Economy February 24, 2026

Fed Signals Cautious, System-Wide Rollout of Artificial Intelligence

Governor Christopher Waller emphasizes strict controls, validation and human oversight as the central bank adopts AI tools

By Derek Hwang
Fed Signals Cautious, System-Wide Rollout of Artificial Intelligence

Federal Reserve Governor Christopher Waller said the U.S. central bank is taking a careful, coordinated approach to adopting artificial intelligence, stressing robust security, model validation and human accountability. Speaking at a Federal Reserve Bank of Boston conference, Waller outlined specific guardrails and said the Fed will align system-wide on AI deployment while starting from concrete business needs.

Key Points

  • The Fed is adopting AI in a careful, system-wide manner with an emphasis on uniform direction and alignment, affecting central banking operations and coordination.
  • Governor Waller outlined required safeguards for AI use: clear guardrails, strong information-security controls, rigorous model validation, human accountability, and ongoing evaluation - relevant to financial institutions and technology providers working with the Fed.
  • Deployment decisions will start from defined business needs and the specific problem to be solved, ensuring capabilities are applied pragmatically rather than indiscriminately.

Federal Reserve Governor Christopher Waller said the U.S. central bank is moving deliberately as it integrates artificial intelligence into its operations, and that the effort will be applied across the Federal Reserve System in a coordinated fashion.

Speaking at a conference hosted by the Federal Reserve Bank of Boston, Waller cautioned that "We cannot approach AI casually," and added that "as a central bank, we hold ourselves to a high standard" when employing the technology. He mapped out specific safeguards the Fed will expect around its AI work.

According to Waller, the Feds approach to AI entails "clear guardrails on how and where its used, strong information-security controls, rigorous model validation, human accountability for decisions, and ongoing evaluation as the technology evolves," and he framed innovation and risk management as complementary priorities rather than competing aims.

Waller noted that the Federal Reserve is a highly decentralized institution but said the organization is pursuing a more unified approach to implementing AI. "Were moving as one system, with shared direction and alignment," he said, indicating a shift toward system-wide coordination on technology adoption.

On how the Fed will choose where to apply AI, Waller described a problem-first method: the process begins "with the problem to be solved and the business need, then apply the right capability" from available AI tools. That formulation emphasizes aligning technical capabilities with defined operational objectives rather than deploying technology for its own sake.

Waller did not address the economic and monetary policy outlook in his prepared remarks.
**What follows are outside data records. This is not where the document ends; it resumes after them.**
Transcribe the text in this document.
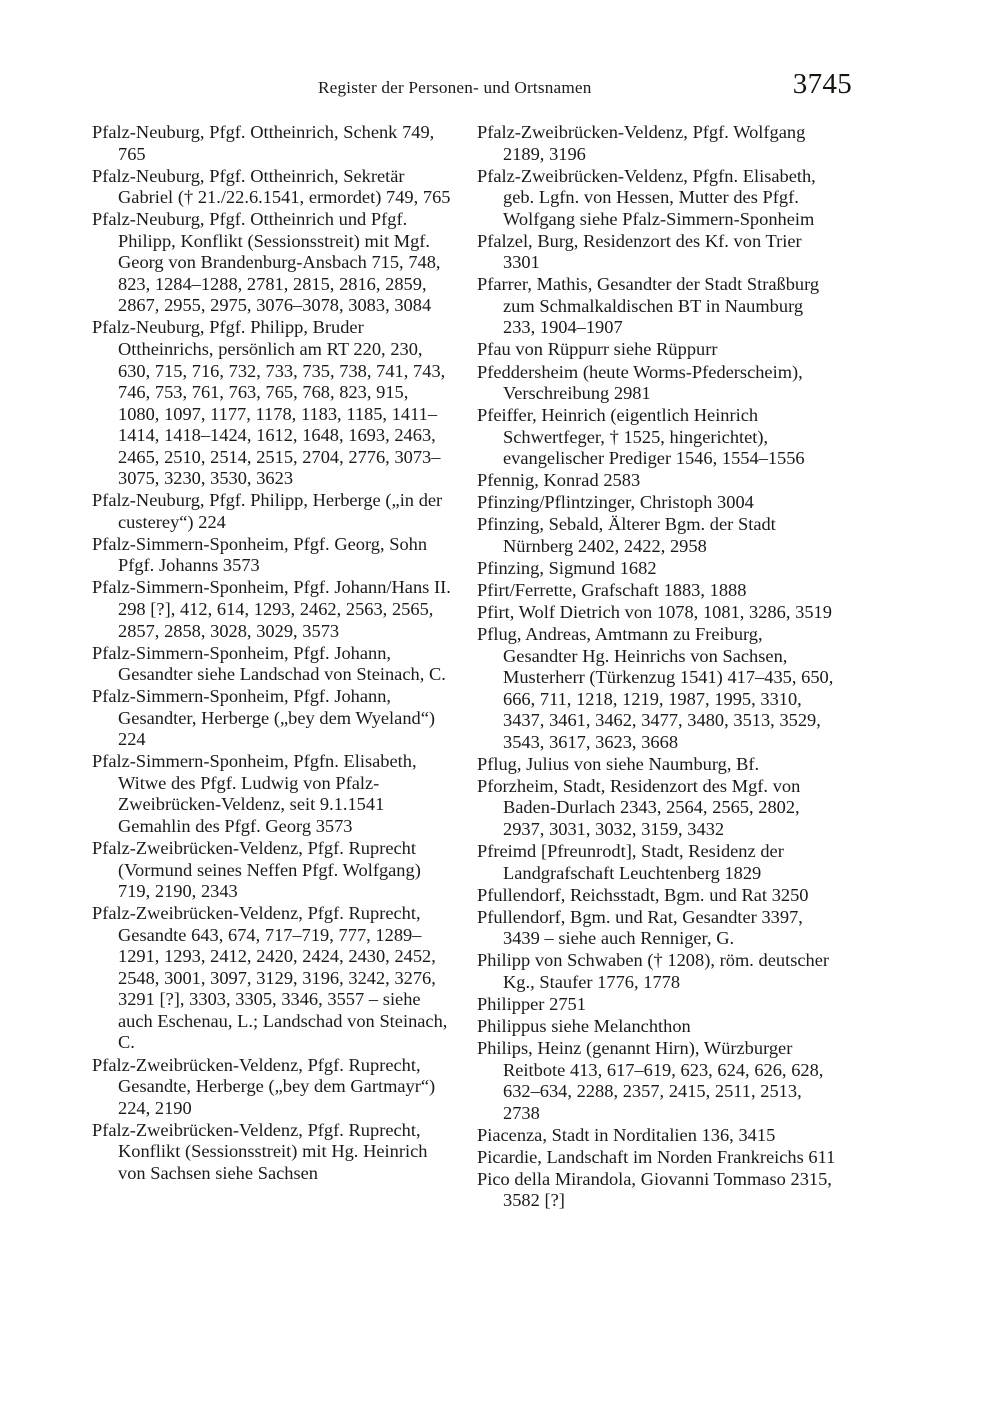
Register der Personen- und Ortsnamen	3745

Pfalz-Neuburg, Pfgf. Ottheinrich, Schenk 749, 765

Pfalz-Neuburg, Pfgf. Ottheinrich, Sekretär Gabriel († 21./22.6.1541, ermordet) 749, 765

Pfalz-Neuburg, Pfgf. Ottheinrich und Pfgf. Philipp, Konflikt (Sessionsstreit) mit Mgf. Georg von Brandenburg-Ansbach 715, 748, 823, 1284–1288, 2781, 2815, 2816, 2859, 2867, 2955, 2975, 3076–3078, 3083, 3084

Pfalz-Neuburg, Pfgf. Philipp, Bruder Ottheinrichs, persönlich am RT 220, 230, 630, 715, 716, 732, 733, 735, 738, 741, 743, 746, 753, 761, 763, 765, 768, 823, 915, 1080, 1097, 1177, 1178, 1183, 1185, 1411–1414, 1418–1424, 1612, 1648, 1693, 2463, 2465, 2510, 2514, 2515, 2704, 2776, 3073–3075, 3230, 3530, 3623

Pfalz-Neuburg, Pfgf. Philipp, Herberge („in der custerey“) 224

Pfalz-Simmern-Sponheim, Pfgf. Georg, Sohn Pfgf. Johanns 3573

Pfalz-Simmern-Sponheim, Pfgf. Johann/Hans II. 298 [?], 412, 614, 1293, 2462, 2563, 2565, 2857, 2858, 3028, 3029, 3573

Pfalz-Simmern-Sponheim, Pfgf. Johann, Gesandter siehe Landschad von Steinach, C.

Pfalz-Simmern-Sponheim, Pfgf. Johann, Gesandter, Herberge („bey dem Wyeland“) 224

Pfalz-Simmern-Sponheim, Pfgfn. Elisabeth, Witwe des Pfgf. Ludwig von Pfalz-Zweibrücken-Veldenz, seit 9.1.1541 Gemahlin des Pfgf. Georg 3573

Pfalz-Zweibrücken-Veldenz, Pfgf. Ruprecht (Vormund seines Neffen Pfgf. Wolfgang) 719, 2190, 2343

Pfalz-Zweibrücken-Veldenz, Pfgf. Ruprecht, Gesandte 643, 674, 717–719, 777, 1289–1291, 1293, 2412, 2420, 2424, 2430, 2452, 2548, 3001, 3097, 3129, 3196, 3242, 3276, 3291 [?], 3303, 3305, 3346, 3557 – siehe auch Eschenau, L.; Landschad von Steinach, C.

Pfalz-Zweibrücken-Veldenz, Pfgf. Ruprecht, Gesandte, Herberge („bey dem Gartmayr“) 224, 2190

Pfalz-Zweibrücken-Veldenz, Pfgf. Ruprecht, Konflikt (Sessionsstreit) mit Hg. Heinrich von Sachsen siehe Sachsen

Pfalz-Zweibrücken-Veldenz, Pfgf. Wolfgang 2189, 3196

Pfalz-Zweibrücken-Veldenz, Pfgfn. Elisabeth, geb. Lgfn. von Hessen, Mutter des Pfgf. Wolfgang siehe Pfalz-Simmern-Sponheim

Pfalzel, Burg, Residenzort des Kf. von Trier 3301

Pfarrer, Mathis, Gesandter der Stadt Straßburg zum Schmalkaldischen BT in Naumburg 233, 1904–1907

Pfau von Rüppurr siehe Rüppurr

Pfeddersheim (heute Worms-Pfederscheim), Verschreibung 2981

Pfeiffer, Heinrich (eigentlich Heinrich Schwertfeger, † 1525, hingerichtet), evangelischer Prediger 1546, 1554–1556

Pfennig, Konrad 2583

Pfinzing/Pflintzinger, Christoph 3004

Pfinzing, Sebald, Älterer Bgm. der Stadt Nürnberg 2402, 2422, 2958

Pfinzing, Sigmund 1682

Pfirt/Ferrette, Grafschaft 1883, 1888

Pfirt, Wolf Dietrich von 1078, 1081, 3286, 3519

Pflug, Andreas, Amtmann zu Freiburg, Gesandter Hg. Heinrichs von Sachsen, Musterherr (Türkenzug 1541) 417–435, 650, 666, 711, 1218, 1219, 1987, 1995, 3310, 3437, 3461, 3462, 3477, 3480, 3513, 3529, 3543, 3617, 3623, 3668

Pflug, Julius von siehe Naumburg, Bf.

Pforzheim, Stadt, Residenzort des Mgf. von Baden-Durlach 2343, 2564, 2565, 2802, 2937, 3031, 3032, 3159, 3432

Pfreimd [Pfreunrodt], Stadt, Residenz der Landgrafschaft Leuchtenberg 1829

Pfullendorf, Reichsstadt, Bgm. und Rat 3250

Pfullendorf, Bgm. und Rat, Gesandter 3397, 3439 – siehe auch Renniger, G.

Philipp von Schwaben († 1208), röm. deutscher Kg., Staufer 1776, 1778

Philipper 2751

Philippus siehe Melanchthon

Philips, Heinz (genannt Hirn), Würzburger Reitbote 413, 617–619, 623, 624, 626, 628, 632–634, 2288, 2357, 2415, 2511, 2513, 2738

Piacenza, Stadt in Norditalien 136, 3415

Picardie, Landschaft im Norden Frankreichs 611

Pico della Mirandola, Giovanni Tommaso 2315, 3582 [?]
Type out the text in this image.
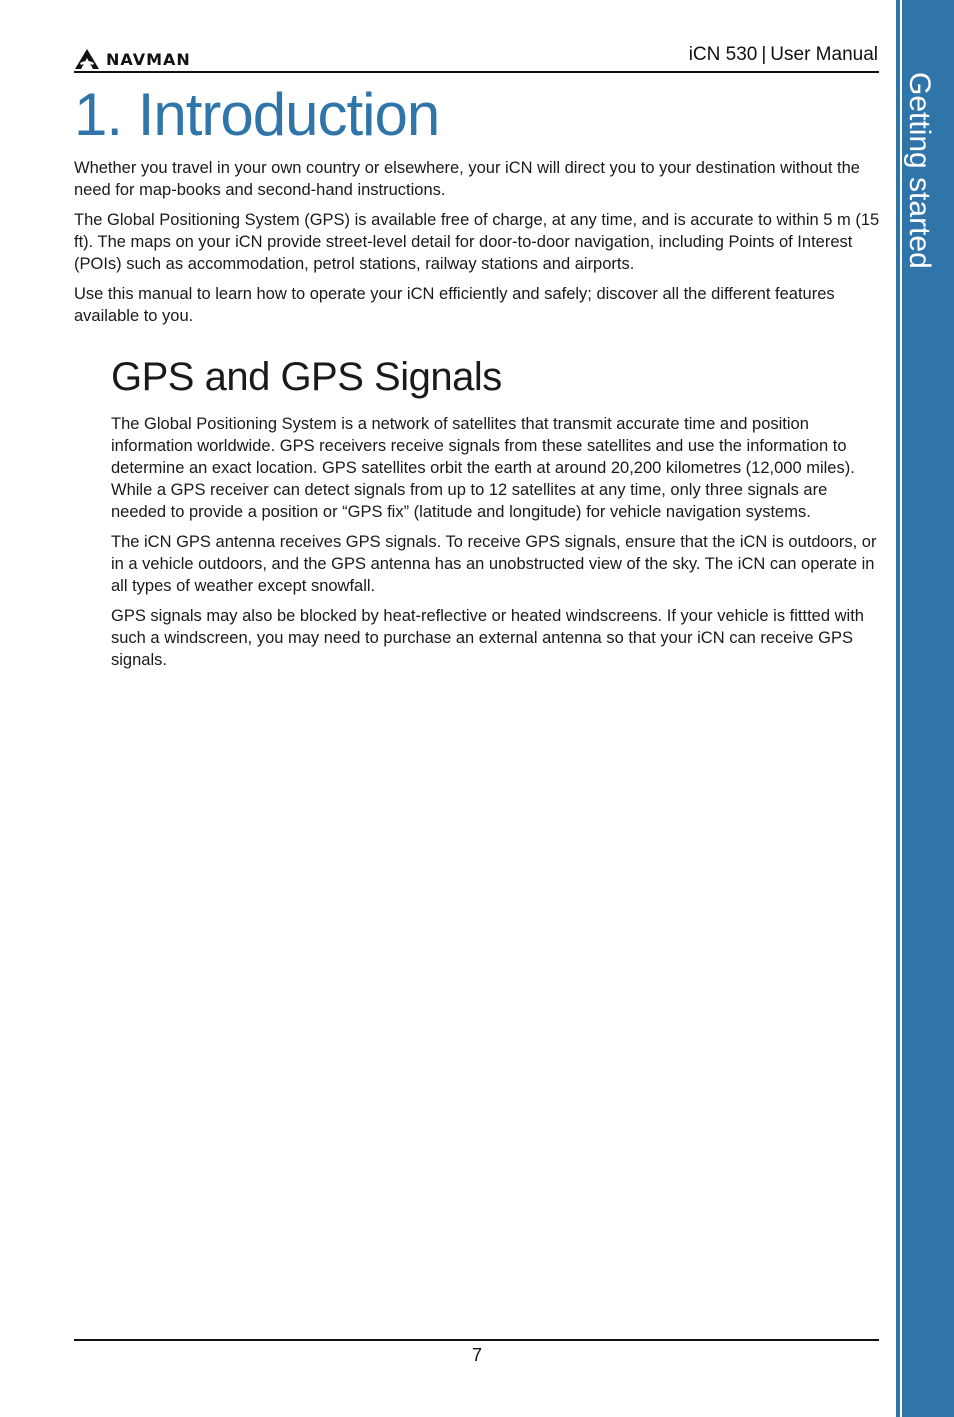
NAVMAN	iCN 530 | User Manual
Getting started
1. Introduction

Whether you travel in your own country or elsewhere, your iCN will direct you to your destination without the need for map-books and second-hand instructions.

The Global Positioning System (GPS) is available free of charge, at any time, and is accurate to within 5 m (15 ft). The maps on your iCN provide street-level detail for door-to-door navigation, including Points of Interest (POIs) such as accommodation, petrol stations, railway stations and airports.

Use this manual to learn how to operate your iCN efficiently and safely; discover all the different features available to you.

GPS and GPS Signals

The Global Positioning System is a network of satellites that transmit accurate time and position information worldwide. GPS receivers receive signals from these satellites and use the information to determine an exact location. GPS satellites orbit the earth at around 20,200 kilometres (12,000 miles). While a GPS receiver can detect signals from up to 12 satellites at any time, only three signals are needed to provide a position or “GPS fix” (latitude and longitude) for vehicle navigation systems.

The iCN GPS antenna receives GPS signals. To receive GPS signals, ensure that the iCN is outdoors, or in a vehicle outdoors, and the GPS antenna has an unobstructed view of the sky. The iCN can operate in all types of weather except snowfall.

GPS signals may also be blocked by heat-reflective or heated windscreens. If your vehicle is fittted with such a windscreen, you may need to purchase an external antenna so that your iCN can receive GPS signals.

7
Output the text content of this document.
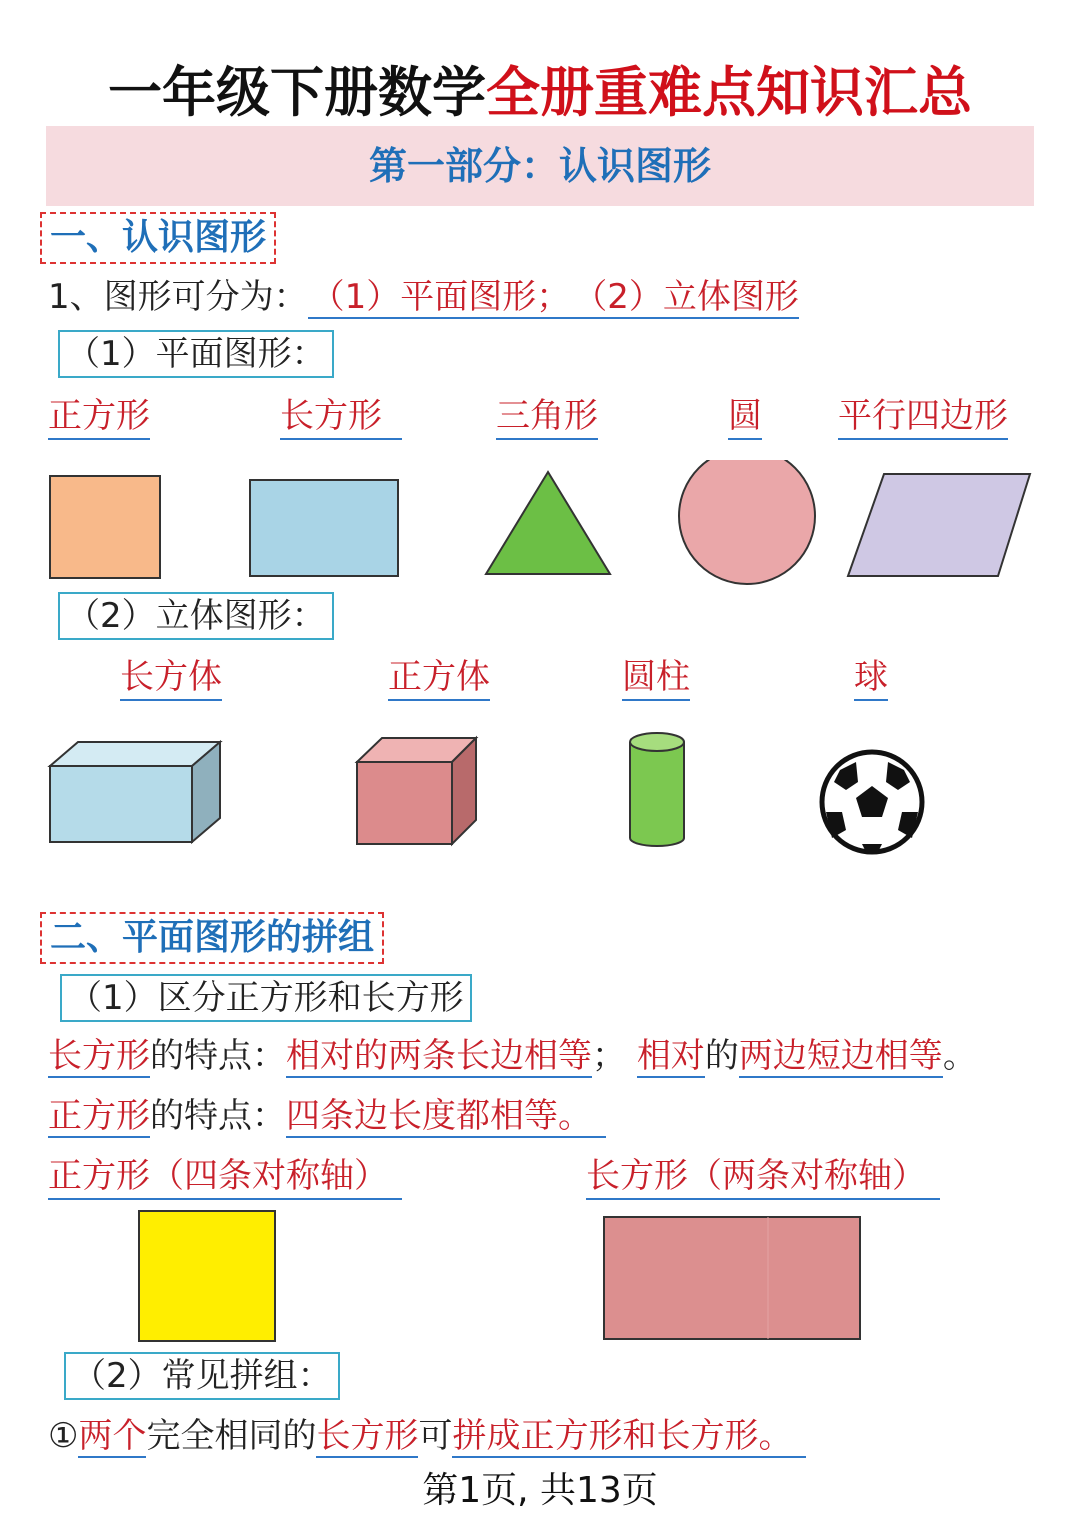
一年级下册数学全册重难点知识汇总
第一部分：认识图形
一、认识图形
1、图形可分为： （1）平面图形； （2）立体图形
（1）平面图形：
正方形	长方形	三角形	圆 平行四边形
（2）立体图形：
长方体	正方体	圆柱	球
二、平面图形的拼组
（1）区分正方形和长方形
长方形的特点：相对的两条长边相等； 相对的两边短边相等。
正方形的特点：四条边长度都相等。
正方形（四条对称轴）	长方形（两条对称轴）
（2）常见拼组：
①两个完全相同的长方形可拼成正方形和长方形。
第1页, 共13页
Contextual note: The remarks reflect internal Fed thinking about technology governance and the balance between adopting new capabilities and ensuring controls that preserve security, reliability and human oversight.

Risks

  • Insufficient guardrails or weak information-security controls could expose Fed systems to operational or security risks - a concern for central banking operations and related financial infrastructure.
  • Inadequate model validation raises the possibility of AI-driven errors or unreliable outputs, which could affect decision-support tools used by the Fed and counterpart financial institutions.
  • Gaps in human accountability for AI-driven decisions could create governance and oversight challenges as the technology is integrated into sensitive central bank functions.